En la actualidad la competencia que tienen muchas empresas es feroz, a veces son mínimas las diferencias entre los productos ofrecidos en el mercado y a la hora de elegir muchos clientes evalúan el precio, la calidad y la atención sobre todo. Las compañías de telefonía celular también entran en esta competencia a la hora de ofrecer sus servicios, con promociones y descuentos buscan acaparar el máximo de clientes posibles. Pero el comprador y el usuario al tener tanta oferta se ha vuelto un poco más exigente y busca soluciones más rápidas. Cuando las opciones de telefonía eran escasas las empresas no reparaban en mejorar su atención, sabían que los interesados debían sin importar la atención recurrir a sus productos. Largas horas de espera en la línea para realizar consultas y cambios en los planes, la incomodidad de tener que acercarse a una sucursal para resolver problemas simples que podían ser resueltos con un  llamado telefónico. Tal vez la masividad de las consultas dificultaban la correcta atención telefónica al cliente o la poca voluntad por la empresa de mejorar su atención  al tener clientes asegurados, ya sea por no tener mucha competencia o simplemente por saber que los usuarios con propósito de no cambiar el número telefónico seguirían eligiendo a la compañía muy a pesar de las falencias de la misma en materia de atención. Con el propósito de que haya clientes más satisfechos a partir de marzo se puso en vigencia el Reglamento de clientes de los servicios de tecnologías de la información y las comunicaciones. Se trata de normas que buscan mejorar los derechos de los usuarios y obligar de alguna manera que las compañías de telefonía, televisión por cable e internet mejoren la calidad de su servicio en cuanto a atención al cliente y a la rápida solución de conflictos.

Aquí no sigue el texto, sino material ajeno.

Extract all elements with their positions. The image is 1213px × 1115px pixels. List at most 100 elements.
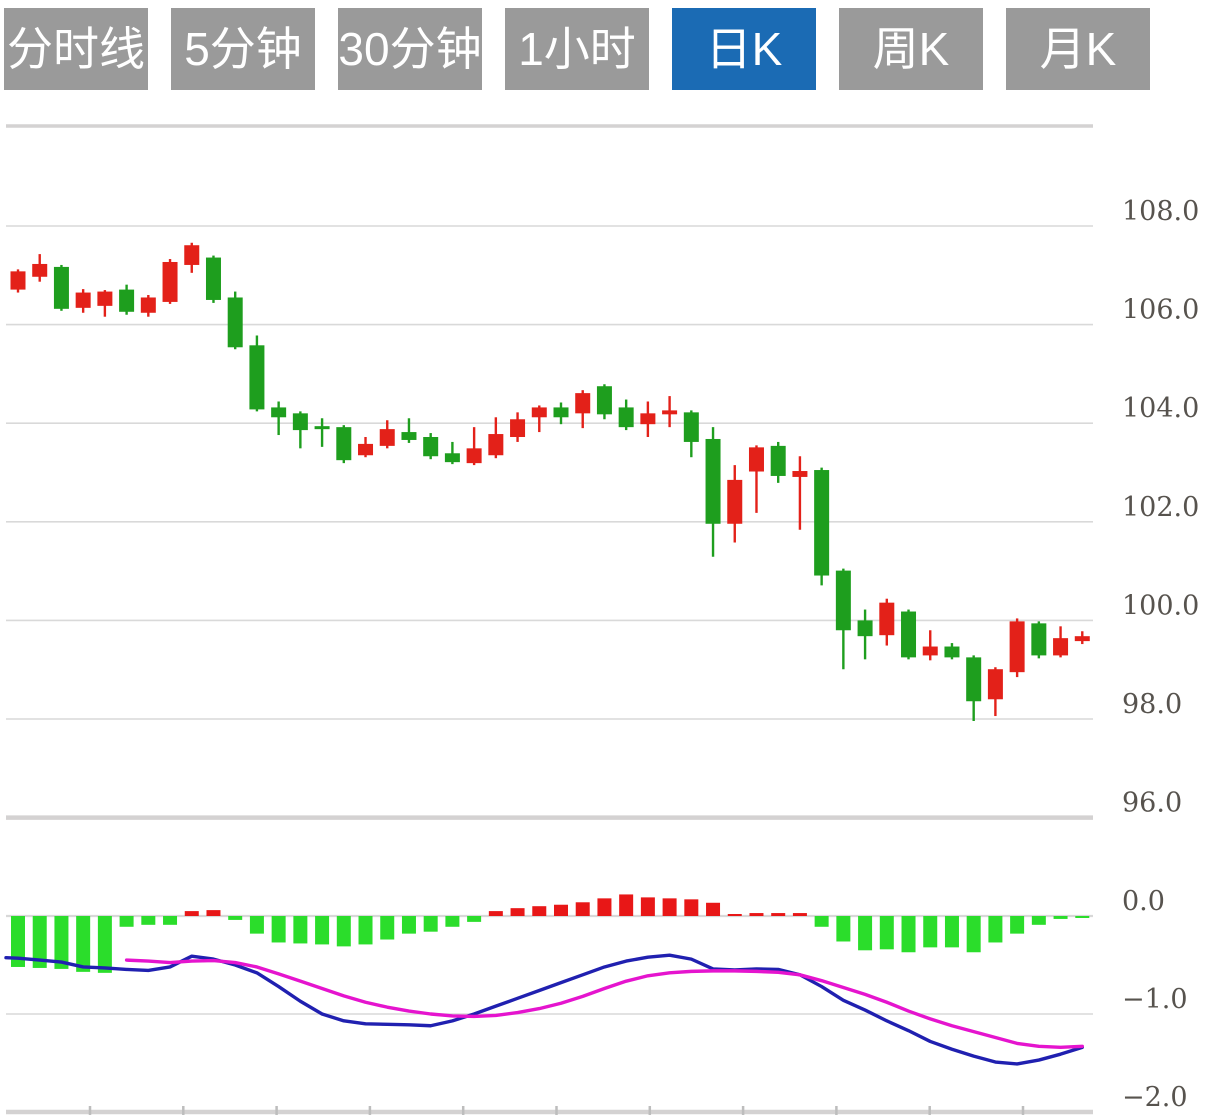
- tab-1hour[interactable]: 1小时: [505, 8, 649, 90]
- candle: [292, 411, 308, 449]
- candle: [727, 465, 743, 543]
- candle-body: [140, 297, 156, 313]
- tab-30min[interactable]: 30分钟: [338, 8, 482, 90]
- candle-body: [901, 611, 917, 658]
- tab-minute-line[interactable]: 分时线: [4, 8, 148, 90]
- candle: [553, 402, 569, 425]
- macd-bar: [184, 911, 199, 916]
- candle: [488, 417, 504, 459]
- candle-body: [748, 447, 764, 472]
- macd-bar: [510, 908, 525, 916]
- candle-body: [271, 407, 287, 418]
- candle-body: [32, 263, 48, 277]
- candle-body: [1031, 623, 1047, 656]
- macd-bar: [401, 916, 416, 934]
- candle: [32, 254, 48, 282]
- macd-bar: [141, 916, 156, 925]
- macd-bar: [293, 916, 308, 944]
- macd-bar: [445, 916, 460, 927]
- macd-bar: [966, 916, 981, 953]
- y-axis-label: 100.0: [1122, 590, 1199, 621]
- candle: [336, 425, 352, 464]
- candle-body: [119, 289, 135, 312]
- candle: [705, 427, 721, 557]
- candle: [184, 242, 200, 273]
- tab-daily-k[interactable]: 日K: [672, 8, 816, 90]
- candle: [901, 609, 917, 660]
- candle-body: [596, 386, 612, 415]
- macd-bar: [944, 916, 959, 948]
- candle: [814, 467, 830, 586]
- candle-body: [662, 410, 678, 415]
- candle-body: [510, 419, 526, 438]
- candle-body: [857, 620, 873, 637]
- macd-bar: [988, 916, 1003, 943]
- candle: [75, 289, 91, 313]
- tab-weekly-k[interactable]: 周K: [839, 8, 983, 90]
- candle-body: [358, 443, 374, 456]
- candle-body: [162, 261, 178, 302]
- candle: [1031, 621, 1047, 659]
- candle: [466, 427, 482, 466]
- y-axis-label: 108.0: [1122, 196, 1199, 227]
- candle: [683, 410, 699, 458]
- macd-bar: [640, 897, 655, 916]
- interval-toolbar: 分时线 5分钟 30分钟 1小时 日K 周K 月K: [4, 8, 1150, 90]
- macd-bar: [271, 916, 286, 943]
- candle-body: [966, 657, 982, 702]
- macd-bar: [423, 916, 438, 932]
- macd-bar: [792, 913, 807, 916]
- candle: [857, 609, 873, 660]
- macd-histogram: [11, 894, 1090, 973]
- tab-monthly-k[interactable]: 月K: [1006, 8, 1150, 90]
- y-axis-label: 0.0: [1122, 886, 1165, 917]
- candle: [423, 433, 439, 460]
- candle: [162, 259, 178, 304]
- candle-body: [879, 602, 895, 636]
- candle: [770, 441, 786, 483]
- candle-body: [835, 570, 851, 631]
- candle: [662, 396, 678, 428]
- macd-bar: [684, 899, 699, 916]
- candle-body: [792, 471, 808, 477]
- candle: [119, 284, 135, 315]
- macd-bar: [488, 911, 503, 916]
- candle-body: [10, 271, 26, 290]
- candle-body: [618, 407, 634, 428]
- y-axis-label: 106.0: [1122, 295, 1199, 326]
- candle: [271, 401, 287, 436]
- y-axis-label: 96.0: [1122, 788, 1182, 819]
- candle-body: [531, 407, 547, 418]
- macd-bar: [1031, 916, 1046, 925]
- macd-bar: [836, 916, 851, 942]
- candle: [314, 418, 330, 447]
- candle-body: [227, 297, 243, 348]
- macd-bar: [727, 914, 742, 916]
- candle: [922, 630, 938, 661]
- macd-bar: [706, 902, 721, 916]
- candle-body: [1009, 621, 1025, 673]
- candle-body: [727, 479, 743, 524]
- candle: [379, 420, 395, 449]
- macd-bar: [54, 916, 69, 969]
- candle: [987, 667, 1003, 717]
- candle-body: [705, 438, 721, 524]
- x-axis-ticks: [88, 1106, 1025, 1115]
- candle-body: [314, 426, 330, 430]
- macd-bar: [575, 902, 590, 916]
- tab-5min[interactable]: 5分钟: [171, 8, 315, 90]
- candle-body: [1053, 638, 1069, 656]
- macd-bar: [119, 916, 134, 927]
- macd-bar: [228, 916, 243, 920]
- macd-bar: [11, 916, 25, 967]
- dea-line: [124, 958, 1084, 1050]
- candle-body: [922, 646, 938, 656]
- candle-body: [683, 412, 699, 442]
- candle-body: [814, 470, 830, 576]
- macd-bar: [1053, 916, 1068, 919]
- candle: [97, 290, 113, 317]
- macd-bar: [597, 898, 612, 916]
- macd-bar: [32, 916, 47, 968]
- candle-body: [75, 292, 91, 308]
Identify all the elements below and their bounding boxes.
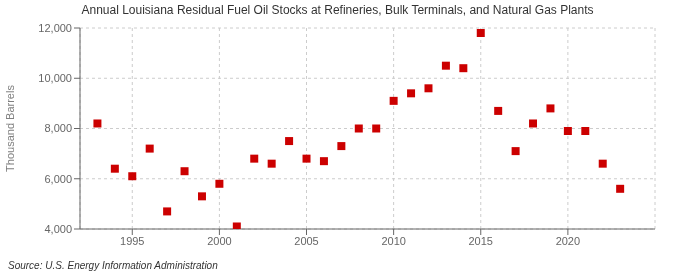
svg-text:2000: 2000 xyxy=(207,235,231,247)
svg-text:2015: 2015 xyxy=(469,235,493,247)
svg-text:8,000: 8,000 xyxy=(44,122,72,134)
html-text:Annual Louisiana Residual Fuel: Annual Louisiana Residual Fuel Oil Stock… xyxy=(81,3,594,17)
svg-text:4,000: 4,000 xyxy=(44,223,72,235)
svg-text:2005: 2005 xyxy=(294,235,318,247)
svg-text:2020: 2020 xyxy=(556,235,580,247)
svg-text:2010: 2010 xyxy=(381,235,405,247)
svg-text:10,000: 10,000 xyxy=(38,72,72,84)
svg-text:6,000: 6,000 xyxy=(44,173,72,185)
html-text:Source: U.S. Energy Informatio: Source: U.S. Energy Information Administ… xyxy=(8,260,218,271)
svg-text:Thousand Barrels: Thousand Barrels xyxy=(8,85,16,172)
svg-text:1995: 1995 xyxy=(120,235,144,247)
svg-text:12,000: 12,000 xyxy=(38,22,72,34)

Se busca que dichas empresas mejoren en varios aspectos, en cuanto a la información, que sea clara y que se implemente un especie de simulador que les permita a los usuarios saber cuánto deberán pagar por el servicio que desean contratar, con valores claros y dando los valores reales. A cuantos alguna vez nos han ofrecido algún servicio por un valor que nos pareció justo para después llevarse la sorpresa de que ese no era el precio final si no que había que sumar un montón de impuestos que inflaban el precio ya de una manera no muy justa. Por otro lado la protección de los datos personales,  el control de los mensajes de publicidad, que solo serán enviados en caso de que el cliente los requiera y si este recibe mensajes que luego son cobrados la posibilidad de poder hacer un reclamo y de que la empresa deba responder con una solución efectiva al cliente. La facilitación en trámites en los que estos tipos de empresas nunca tienen voluntad de atender que son por ejemplo las bajas de los servicios. Hay muchas líneas de atención al cliente que para vender los productos son rápidas y de buena atención pero para dar de baja una línea o cambiar un producto o un plan no ofrecen soluciones inmediatas, esta ley obliga a las empresas a solucionar una baja en  no más 72 horas.

Así como muchos otros puntos importantes, no cobrar recargos por demoras en los pagos si las facturas no llegan a tiempo a los usuarios, mejores garantías y atención técnica para equipos celulares. El derecho de los usuarios de exigir una compensación a la empresa si es que el servicio no es de la calidad que estos prometen en sus publicidades y contratos.

Y uno de los puntos para destacar en cuanto a la atención al cliente es que este mismo disponga de una opción que le permita ser atendido en tiempo real por un operador humano. La empresa debe ofrecer al cliente una constancia del reclamo y la posibilidad de realizar un seguimiento del mismo por la página web de la compañía. La comunicación es fundamental para la rápida resolución de conflictos en materia de atención al cliente, este debe sentir que quien está del otro lado está interesado en ayudarlo y la efectiva atención hace que el cliente se sienta satisfecho y siga eligiendo determinado servicio o producto.

Las prestadoras de estos servicios se han mostrado a favor de esta ley y se han comprometido en mejorar la calidad de sus servicios aunque implique mayor inversión en capacitación y en tecnología. Sabiendo que el beneficio también es para ambas partes.

Citando a Michael Leboeuf, escritor y profesor de negocios norteamericano podríamos decir que un cliente satisfecho es la mejor estrategia de negocios de todas.